Positive moods enhanced peripheral vision and increased the extent to which the brain encoded information in those parts of the visual field, to which the participants did not pay attention. Conversely, negative moods decreased the encoding of peripheral information. But does the enhanced peripheral vision that occurs because of positive mood induction come at the expense of central (or "foveal") vision? Schmitz and his colleagues compared FFA activity in the positive and negative mood induction trials, but found no difference. The enhanced peripheral vision following positive mood induction does not, therefore, occur as a result of a trade-off with central vision.

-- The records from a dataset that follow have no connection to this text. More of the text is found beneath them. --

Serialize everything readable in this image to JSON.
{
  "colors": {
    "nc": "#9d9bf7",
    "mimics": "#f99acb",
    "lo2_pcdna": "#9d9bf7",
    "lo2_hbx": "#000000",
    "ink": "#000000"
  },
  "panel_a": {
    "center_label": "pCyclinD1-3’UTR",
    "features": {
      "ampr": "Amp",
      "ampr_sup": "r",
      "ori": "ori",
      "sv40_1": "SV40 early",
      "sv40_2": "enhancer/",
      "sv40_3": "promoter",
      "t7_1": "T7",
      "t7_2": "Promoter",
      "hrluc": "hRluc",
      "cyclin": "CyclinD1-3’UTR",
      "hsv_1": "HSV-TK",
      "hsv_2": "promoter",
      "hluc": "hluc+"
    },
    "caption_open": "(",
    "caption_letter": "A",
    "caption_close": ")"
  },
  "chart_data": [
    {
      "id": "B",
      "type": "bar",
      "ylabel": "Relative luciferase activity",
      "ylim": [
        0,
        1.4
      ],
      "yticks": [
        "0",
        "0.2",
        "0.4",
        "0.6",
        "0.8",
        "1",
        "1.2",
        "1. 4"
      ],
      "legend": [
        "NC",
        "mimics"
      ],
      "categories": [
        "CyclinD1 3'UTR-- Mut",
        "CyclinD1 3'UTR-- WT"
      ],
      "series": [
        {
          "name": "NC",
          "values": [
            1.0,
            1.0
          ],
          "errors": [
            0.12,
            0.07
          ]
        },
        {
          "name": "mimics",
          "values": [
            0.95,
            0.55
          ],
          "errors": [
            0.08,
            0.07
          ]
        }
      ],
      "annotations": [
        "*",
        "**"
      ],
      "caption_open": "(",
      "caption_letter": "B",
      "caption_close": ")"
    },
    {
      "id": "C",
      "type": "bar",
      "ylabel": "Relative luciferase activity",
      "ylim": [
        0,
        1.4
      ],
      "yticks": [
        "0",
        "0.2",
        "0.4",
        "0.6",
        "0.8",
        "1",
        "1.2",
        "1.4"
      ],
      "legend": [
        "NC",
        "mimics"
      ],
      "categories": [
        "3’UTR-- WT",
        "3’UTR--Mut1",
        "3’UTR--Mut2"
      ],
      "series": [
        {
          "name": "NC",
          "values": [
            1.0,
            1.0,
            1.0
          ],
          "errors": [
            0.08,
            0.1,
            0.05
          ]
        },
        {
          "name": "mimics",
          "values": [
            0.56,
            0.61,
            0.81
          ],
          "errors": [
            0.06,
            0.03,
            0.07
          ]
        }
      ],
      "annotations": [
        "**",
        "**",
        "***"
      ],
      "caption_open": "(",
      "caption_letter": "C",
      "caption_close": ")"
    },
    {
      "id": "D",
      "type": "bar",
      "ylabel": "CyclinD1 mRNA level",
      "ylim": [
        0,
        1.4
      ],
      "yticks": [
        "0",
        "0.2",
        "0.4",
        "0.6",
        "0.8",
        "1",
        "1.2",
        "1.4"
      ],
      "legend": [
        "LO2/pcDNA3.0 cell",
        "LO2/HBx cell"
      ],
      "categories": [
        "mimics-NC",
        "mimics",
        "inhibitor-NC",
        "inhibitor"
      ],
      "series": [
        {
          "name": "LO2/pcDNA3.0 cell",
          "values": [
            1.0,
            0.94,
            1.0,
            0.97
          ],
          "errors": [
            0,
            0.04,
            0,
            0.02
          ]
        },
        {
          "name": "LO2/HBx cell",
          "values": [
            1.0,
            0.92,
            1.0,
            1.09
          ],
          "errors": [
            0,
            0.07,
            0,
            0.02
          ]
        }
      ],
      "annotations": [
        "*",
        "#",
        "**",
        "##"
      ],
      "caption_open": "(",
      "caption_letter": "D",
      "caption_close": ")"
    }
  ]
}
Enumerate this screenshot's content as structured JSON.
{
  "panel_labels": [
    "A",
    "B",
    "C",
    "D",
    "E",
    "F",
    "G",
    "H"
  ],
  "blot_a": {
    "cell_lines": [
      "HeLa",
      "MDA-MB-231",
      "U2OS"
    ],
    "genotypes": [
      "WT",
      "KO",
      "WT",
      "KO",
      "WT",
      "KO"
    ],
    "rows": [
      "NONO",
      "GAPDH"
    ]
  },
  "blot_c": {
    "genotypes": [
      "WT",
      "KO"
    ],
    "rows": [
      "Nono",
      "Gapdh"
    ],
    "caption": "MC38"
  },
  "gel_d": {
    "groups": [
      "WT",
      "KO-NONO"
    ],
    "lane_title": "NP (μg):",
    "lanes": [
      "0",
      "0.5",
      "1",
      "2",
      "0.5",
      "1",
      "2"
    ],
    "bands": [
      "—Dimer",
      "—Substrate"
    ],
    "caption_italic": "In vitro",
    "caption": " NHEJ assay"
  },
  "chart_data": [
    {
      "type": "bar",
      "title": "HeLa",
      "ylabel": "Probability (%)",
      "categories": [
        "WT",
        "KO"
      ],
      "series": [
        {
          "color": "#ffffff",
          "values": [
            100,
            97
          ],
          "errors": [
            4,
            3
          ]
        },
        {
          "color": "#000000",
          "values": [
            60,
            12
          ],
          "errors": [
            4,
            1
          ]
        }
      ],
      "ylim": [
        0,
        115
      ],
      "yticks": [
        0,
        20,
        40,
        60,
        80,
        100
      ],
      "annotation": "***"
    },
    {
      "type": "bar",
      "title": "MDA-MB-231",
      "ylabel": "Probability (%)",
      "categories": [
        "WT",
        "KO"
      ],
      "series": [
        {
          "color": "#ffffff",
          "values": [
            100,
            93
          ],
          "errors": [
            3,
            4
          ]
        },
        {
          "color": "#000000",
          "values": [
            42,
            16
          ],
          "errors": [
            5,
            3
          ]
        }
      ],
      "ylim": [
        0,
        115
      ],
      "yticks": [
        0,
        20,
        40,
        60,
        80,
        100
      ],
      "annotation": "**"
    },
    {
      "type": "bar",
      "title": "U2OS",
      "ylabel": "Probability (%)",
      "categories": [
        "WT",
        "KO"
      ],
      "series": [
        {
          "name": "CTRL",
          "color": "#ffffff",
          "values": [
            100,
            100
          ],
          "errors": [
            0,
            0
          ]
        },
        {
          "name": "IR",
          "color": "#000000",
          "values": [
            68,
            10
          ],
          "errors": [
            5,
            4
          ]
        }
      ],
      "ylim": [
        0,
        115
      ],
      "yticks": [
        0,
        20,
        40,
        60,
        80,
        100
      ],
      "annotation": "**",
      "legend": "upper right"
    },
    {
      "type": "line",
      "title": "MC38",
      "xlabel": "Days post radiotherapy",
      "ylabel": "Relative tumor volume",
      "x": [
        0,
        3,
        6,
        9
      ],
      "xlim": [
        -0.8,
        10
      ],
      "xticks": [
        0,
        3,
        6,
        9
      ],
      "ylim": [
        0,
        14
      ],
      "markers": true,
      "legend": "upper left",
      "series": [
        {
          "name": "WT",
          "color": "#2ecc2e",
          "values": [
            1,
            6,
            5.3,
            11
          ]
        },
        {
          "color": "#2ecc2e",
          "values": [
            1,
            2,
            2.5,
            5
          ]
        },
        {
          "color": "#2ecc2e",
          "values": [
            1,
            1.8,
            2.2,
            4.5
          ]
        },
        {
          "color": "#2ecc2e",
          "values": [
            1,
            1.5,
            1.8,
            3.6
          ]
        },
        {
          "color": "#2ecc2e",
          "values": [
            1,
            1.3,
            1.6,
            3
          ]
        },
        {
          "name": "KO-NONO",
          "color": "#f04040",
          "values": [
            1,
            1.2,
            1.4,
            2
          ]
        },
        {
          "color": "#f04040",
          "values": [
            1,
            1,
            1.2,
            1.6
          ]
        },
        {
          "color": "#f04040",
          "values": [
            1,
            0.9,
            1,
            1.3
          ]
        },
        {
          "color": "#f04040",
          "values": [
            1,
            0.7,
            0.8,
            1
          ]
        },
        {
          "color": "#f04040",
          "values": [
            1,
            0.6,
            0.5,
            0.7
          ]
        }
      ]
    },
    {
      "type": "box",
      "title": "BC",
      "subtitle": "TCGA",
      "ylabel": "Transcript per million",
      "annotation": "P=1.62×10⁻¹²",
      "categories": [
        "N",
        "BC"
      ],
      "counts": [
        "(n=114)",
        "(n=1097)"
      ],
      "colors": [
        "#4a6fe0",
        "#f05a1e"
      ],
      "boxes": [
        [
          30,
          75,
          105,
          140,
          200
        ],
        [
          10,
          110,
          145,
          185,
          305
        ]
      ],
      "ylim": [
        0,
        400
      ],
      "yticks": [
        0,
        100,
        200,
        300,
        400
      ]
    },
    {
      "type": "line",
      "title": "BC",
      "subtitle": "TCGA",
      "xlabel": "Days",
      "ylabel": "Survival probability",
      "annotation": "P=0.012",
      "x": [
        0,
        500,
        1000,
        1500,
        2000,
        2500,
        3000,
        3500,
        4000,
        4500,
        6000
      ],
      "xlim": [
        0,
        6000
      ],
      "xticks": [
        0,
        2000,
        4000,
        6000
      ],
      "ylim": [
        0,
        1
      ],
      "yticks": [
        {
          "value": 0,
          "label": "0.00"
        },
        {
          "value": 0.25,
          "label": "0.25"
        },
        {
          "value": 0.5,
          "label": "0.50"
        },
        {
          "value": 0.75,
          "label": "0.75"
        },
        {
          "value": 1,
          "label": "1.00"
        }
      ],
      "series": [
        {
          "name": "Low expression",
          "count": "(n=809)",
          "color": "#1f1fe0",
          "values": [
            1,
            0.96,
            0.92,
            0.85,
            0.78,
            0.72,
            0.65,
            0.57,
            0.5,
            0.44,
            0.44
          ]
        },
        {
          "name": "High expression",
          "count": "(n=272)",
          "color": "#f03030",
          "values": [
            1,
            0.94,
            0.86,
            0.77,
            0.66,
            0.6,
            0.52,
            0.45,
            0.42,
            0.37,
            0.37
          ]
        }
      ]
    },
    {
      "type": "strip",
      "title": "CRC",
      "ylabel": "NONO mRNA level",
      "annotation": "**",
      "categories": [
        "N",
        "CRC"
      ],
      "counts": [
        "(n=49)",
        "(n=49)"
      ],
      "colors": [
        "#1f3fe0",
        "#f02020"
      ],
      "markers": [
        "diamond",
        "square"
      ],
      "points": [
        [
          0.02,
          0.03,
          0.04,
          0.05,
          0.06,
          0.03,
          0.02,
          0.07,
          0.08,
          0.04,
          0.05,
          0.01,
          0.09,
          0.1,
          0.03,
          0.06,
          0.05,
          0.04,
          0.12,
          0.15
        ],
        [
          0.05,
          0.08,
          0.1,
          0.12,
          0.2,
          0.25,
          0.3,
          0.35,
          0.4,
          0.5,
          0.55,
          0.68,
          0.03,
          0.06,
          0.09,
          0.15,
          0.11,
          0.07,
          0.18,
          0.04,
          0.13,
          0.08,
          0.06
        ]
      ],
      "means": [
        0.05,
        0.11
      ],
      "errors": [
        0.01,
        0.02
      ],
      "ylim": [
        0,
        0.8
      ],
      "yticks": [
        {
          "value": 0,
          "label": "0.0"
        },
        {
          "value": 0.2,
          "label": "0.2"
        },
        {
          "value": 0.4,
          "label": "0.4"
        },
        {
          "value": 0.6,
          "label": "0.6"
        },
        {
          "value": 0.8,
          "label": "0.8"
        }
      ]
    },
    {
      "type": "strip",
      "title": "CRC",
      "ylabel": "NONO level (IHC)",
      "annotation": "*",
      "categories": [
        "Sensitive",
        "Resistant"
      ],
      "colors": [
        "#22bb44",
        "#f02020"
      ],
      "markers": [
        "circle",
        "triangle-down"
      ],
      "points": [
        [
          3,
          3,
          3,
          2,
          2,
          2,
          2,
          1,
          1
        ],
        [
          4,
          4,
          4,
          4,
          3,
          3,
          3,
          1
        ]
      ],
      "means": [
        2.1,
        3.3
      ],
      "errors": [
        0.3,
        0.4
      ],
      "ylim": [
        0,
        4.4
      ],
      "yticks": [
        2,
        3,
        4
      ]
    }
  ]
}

The larger point, of course, is that emotion influences every aspect of cognition, even aspects of sensory processing that seem to have nothing to do with feeling or passion. This, I think, is one of the most important theoretical shifts to take place in cognitive science over the last few decades. From its inception in the mid-1950's, the cognitive revolution was guided by a single metaphor: the mind is like a computer. We are a set of software programs running on 3 pounds of neural hardware. (Cognitive psychologists were interested in the software.) While the computer metaphor helped stimulate some crucial scientific breakthroughs - it led, for instance, to the birth of artificial intelligence and to insightful models of visual processing, from people like David Marr - it was also misleading, at least in one crucial respect. Computers don't have feelings. Because our emotions weren't reducible to bits of information or logical structures, cognitive psychologists diminished their importance.

Now we know that the mind is an emotional machine. Our moods aren't simply an irrational distraction, a mental hiccup that messes up the programming code. As this latest study demonstrates, what you're feeling profoundly influences what you see. Such data builds on lots of other work showing that our affective state seems to directly modulate the nature of attention, both external and internal, and thus plays a big role in regulating thinks like decision-making and creativity. (In short, positive moods widen the spotlight, while negative, anxious moods increase the focus.) From the perspective of the brain, it's emotions all the way down.